Yes, this can be a major bottleneck.
It’s not for every application (since it doesn’t guarantee the 16th decimal place is preserved), but I’ve found ScanadvDouble() in https://github.com/chrchang/plink-ng/blob/master/2.0/plink2_string.cc to be very useful.
This talk of the CppCon 2019 mentions C++17 std::from_chars being much faster:
https://youtu.be/4P_kbF0EbZM
Indeed, cppreference has this sentence: „This is intended to allow the fastest possible implementation that is useful in common high-throughput contexts such as text-based interchange (JSON or XML).“
Maybe you‘d be interested in benchmarking this against your current implementation?
You may like watching Floating-Point charconv: Making Your Code 10x Faster With C++17’s Final Boss
I wonder if there would be a measurable benefit from simply breaking the dependency chain on sum variable, that is using multiple variables instead of one. After all, results with integers would be the same.
There are certainly faster methods to parse integers than one that takes 18 cycles per byte, at least if you can vectorise! Parsing series of integers with SIMD (Wojciech Muła) finds out that 3-6 cycles per byte is entirely plausible to reach on smaller (shorter) integers.
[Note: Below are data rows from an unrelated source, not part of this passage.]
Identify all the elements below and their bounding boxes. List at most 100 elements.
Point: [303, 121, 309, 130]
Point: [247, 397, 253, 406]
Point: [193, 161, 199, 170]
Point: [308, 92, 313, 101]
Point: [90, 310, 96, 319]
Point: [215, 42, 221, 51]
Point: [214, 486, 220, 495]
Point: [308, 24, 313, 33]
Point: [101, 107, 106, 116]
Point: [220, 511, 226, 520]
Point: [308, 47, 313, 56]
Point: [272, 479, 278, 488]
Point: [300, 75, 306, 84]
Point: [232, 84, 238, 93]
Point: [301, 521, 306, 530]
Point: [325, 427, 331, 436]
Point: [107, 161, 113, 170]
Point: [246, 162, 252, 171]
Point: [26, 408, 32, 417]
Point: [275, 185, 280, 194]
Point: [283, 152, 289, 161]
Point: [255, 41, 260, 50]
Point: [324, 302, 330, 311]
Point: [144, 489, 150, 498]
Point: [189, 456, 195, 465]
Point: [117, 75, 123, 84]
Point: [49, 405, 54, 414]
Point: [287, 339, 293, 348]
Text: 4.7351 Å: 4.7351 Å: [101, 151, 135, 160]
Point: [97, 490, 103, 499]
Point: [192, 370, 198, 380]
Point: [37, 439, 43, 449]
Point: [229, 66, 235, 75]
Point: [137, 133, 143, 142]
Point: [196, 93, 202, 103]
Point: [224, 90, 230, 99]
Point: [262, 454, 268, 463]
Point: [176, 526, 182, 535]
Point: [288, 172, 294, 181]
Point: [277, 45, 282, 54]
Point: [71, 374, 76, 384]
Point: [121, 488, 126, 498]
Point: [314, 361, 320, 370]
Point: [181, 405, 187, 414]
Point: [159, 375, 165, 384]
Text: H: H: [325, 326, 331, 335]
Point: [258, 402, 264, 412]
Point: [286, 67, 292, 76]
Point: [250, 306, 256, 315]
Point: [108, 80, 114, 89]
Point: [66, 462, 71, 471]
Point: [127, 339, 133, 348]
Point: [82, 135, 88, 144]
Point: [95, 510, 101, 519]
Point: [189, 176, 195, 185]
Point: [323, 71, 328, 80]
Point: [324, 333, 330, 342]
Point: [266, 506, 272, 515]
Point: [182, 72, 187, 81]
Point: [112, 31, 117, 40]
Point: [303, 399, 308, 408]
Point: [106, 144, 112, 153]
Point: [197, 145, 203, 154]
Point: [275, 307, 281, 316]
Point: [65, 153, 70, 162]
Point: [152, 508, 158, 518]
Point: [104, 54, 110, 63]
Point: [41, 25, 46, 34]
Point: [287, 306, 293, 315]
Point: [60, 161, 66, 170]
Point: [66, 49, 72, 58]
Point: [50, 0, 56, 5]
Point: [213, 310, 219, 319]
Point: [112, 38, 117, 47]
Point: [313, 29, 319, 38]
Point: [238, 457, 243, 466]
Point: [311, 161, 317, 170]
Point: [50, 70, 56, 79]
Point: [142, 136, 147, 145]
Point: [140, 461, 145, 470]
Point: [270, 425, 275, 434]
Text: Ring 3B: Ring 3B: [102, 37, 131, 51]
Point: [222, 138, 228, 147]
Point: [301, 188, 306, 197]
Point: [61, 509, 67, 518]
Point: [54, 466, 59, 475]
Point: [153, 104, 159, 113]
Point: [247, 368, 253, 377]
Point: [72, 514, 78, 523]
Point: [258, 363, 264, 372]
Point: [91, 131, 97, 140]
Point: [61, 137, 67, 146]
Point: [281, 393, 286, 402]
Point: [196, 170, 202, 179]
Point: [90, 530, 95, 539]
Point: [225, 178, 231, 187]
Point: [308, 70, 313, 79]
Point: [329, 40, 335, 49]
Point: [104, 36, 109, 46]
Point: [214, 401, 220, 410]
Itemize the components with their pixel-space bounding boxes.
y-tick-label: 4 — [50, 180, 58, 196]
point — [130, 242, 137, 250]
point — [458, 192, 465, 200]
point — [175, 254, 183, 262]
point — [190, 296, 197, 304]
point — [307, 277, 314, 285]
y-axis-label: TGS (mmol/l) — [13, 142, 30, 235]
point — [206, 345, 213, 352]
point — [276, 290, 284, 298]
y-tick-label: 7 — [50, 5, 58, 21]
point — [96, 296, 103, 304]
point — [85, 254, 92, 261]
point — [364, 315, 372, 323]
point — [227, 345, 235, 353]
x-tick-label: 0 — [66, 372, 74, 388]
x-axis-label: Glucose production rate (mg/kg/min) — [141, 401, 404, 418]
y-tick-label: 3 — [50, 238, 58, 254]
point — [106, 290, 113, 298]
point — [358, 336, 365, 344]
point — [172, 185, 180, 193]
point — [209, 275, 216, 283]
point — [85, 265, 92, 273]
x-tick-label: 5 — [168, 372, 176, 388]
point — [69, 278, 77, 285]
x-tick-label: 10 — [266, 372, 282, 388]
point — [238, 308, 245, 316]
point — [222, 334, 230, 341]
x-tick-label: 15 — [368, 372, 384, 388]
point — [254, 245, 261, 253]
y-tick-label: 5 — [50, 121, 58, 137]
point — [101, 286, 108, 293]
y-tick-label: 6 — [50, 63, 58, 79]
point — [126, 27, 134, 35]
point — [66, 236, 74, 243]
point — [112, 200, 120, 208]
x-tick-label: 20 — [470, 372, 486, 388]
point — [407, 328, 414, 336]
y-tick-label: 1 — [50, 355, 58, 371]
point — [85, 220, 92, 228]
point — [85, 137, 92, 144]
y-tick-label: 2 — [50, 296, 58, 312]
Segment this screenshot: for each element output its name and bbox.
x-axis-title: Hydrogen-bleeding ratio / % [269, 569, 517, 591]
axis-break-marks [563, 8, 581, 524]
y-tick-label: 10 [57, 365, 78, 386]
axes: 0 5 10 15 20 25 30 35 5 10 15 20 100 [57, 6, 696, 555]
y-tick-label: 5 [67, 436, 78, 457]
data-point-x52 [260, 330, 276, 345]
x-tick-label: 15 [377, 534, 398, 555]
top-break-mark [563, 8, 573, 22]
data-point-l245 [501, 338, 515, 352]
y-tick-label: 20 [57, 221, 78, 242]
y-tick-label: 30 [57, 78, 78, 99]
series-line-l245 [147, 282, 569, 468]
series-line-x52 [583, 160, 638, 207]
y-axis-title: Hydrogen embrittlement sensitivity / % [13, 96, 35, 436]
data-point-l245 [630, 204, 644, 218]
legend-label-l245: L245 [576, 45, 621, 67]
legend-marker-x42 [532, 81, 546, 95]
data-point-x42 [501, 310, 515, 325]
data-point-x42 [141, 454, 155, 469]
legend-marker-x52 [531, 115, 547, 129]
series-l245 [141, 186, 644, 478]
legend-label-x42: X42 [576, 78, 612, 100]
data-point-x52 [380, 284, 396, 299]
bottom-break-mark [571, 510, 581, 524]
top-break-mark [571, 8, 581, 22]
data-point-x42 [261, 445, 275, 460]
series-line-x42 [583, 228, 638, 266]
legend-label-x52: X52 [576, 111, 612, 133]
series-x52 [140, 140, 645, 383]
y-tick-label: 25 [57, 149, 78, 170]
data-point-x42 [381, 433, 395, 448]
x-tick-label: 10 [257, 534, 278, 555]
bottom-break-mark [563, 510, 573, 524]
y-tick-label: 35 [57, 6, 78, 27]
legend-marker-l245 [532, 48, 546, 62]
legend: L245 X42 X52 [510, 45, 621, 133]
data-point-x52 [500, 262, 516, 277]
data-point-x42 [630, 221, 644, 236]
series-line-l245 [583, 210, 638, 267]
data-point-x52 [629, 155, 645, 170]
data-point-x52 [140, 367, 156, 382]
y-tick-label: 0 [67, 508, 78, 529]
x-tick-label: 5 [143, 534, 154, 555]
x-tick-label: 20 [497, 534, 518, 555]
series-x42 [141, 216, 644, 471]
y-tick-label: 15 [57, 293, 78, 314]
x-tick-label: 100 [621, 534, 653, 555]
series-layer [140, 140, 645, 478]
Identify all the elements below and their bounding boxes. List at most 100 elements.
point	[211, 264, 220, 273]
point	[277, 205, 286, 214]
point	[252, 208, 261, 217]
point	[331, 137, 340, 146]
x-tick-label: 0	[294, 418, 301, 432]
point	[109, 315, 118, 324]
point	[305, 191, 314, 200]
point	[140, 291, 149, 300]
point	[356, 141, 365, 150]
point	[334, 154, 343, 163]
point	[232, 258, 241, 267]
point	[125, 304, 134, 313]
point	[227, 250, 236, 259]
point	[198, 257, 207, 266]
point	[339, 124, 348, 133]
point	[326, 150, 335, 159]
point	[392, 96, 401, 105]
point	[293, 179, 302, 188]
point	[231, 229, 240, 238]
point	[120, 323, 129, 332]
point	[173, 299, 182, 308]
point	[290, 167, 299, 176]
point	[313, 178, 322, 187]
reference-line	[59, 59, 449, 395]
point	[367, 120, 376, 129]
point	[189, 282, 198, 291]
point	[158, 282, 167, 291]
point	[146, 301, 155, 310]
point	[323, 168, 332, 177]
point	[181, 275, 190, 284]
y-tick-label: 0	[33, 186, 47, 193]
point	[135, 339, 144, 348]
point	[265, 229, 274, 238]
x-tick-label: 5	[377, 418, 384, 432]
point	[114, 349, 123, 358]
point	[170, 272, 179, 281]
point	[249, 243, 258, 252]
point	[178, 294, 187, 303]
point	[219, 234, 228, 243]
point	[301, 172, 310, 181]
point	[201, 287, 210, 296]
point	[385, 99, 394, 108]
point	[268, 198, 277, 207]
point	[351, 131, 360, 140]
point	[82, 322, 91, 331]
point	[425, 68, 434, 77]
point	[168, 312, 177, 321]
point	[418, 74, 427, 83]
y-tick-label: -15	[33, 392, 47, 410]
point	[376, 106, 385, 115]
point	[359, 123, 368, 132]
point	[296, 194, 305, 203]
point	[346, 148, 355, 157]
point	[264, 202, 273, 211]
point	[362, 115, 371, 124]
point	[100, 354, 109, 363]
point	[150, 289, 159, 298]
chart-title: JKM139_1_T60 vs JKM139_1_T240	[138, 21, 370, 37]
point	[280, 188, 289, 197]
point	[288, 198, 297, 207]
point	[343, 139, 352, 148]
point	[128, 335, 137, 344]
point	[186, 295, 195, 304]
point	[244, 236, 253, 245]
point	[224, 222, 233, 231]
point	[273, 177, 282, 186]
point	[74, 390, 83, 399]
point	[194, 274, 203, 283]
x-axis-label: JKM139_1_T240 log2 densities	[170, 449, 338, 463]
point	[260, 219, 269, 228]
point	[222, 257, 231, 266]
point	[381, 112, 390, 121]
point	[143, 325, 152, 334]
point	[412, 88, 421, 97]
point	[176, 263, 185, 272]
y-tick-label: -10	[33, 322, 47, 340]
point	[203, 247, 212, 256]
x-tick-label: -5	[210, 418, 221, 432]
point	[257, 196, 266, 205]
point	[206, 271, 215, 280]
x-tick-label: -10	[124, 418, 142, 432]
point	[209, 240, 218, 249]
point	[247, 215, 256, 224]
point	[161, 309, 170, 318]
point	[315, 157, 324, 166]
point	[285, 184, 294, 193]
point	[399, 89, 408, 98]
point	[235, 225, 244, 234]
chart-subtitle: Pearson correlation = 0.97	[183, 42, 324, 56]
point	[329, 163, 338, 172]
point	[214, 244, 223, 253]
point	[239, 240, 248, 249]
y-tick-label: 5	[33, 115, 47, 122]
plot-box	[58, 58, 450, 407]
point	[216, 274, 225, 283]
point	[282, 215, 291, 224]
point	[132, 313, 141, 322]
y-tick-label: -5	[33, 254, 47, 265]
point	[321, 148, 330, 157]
But how about the standard library’s
stoiatoithingies?I use them in my
Value::deserialize()method.Look at Boost Spirit. Spirit X3 has essentially optimal (scalar) parsing of numeric strings at -O2 and will actually check for things like over/under flow and narrowing.
Facebook’s Andrei Alexandrescu also gave a talk on speeding this up further (it’s probably implemented in Folly) by looking at the CPU pipeline and breaking dependencies.
Additionally, it’s worth mentioning that there’s always going to be a divide between functions that respect the users locale , and parse strings like “3,786” and ones that don’t. Iostreams very much do handle this, which makes them inappropriate in general for parsing file formats where a grammar is known.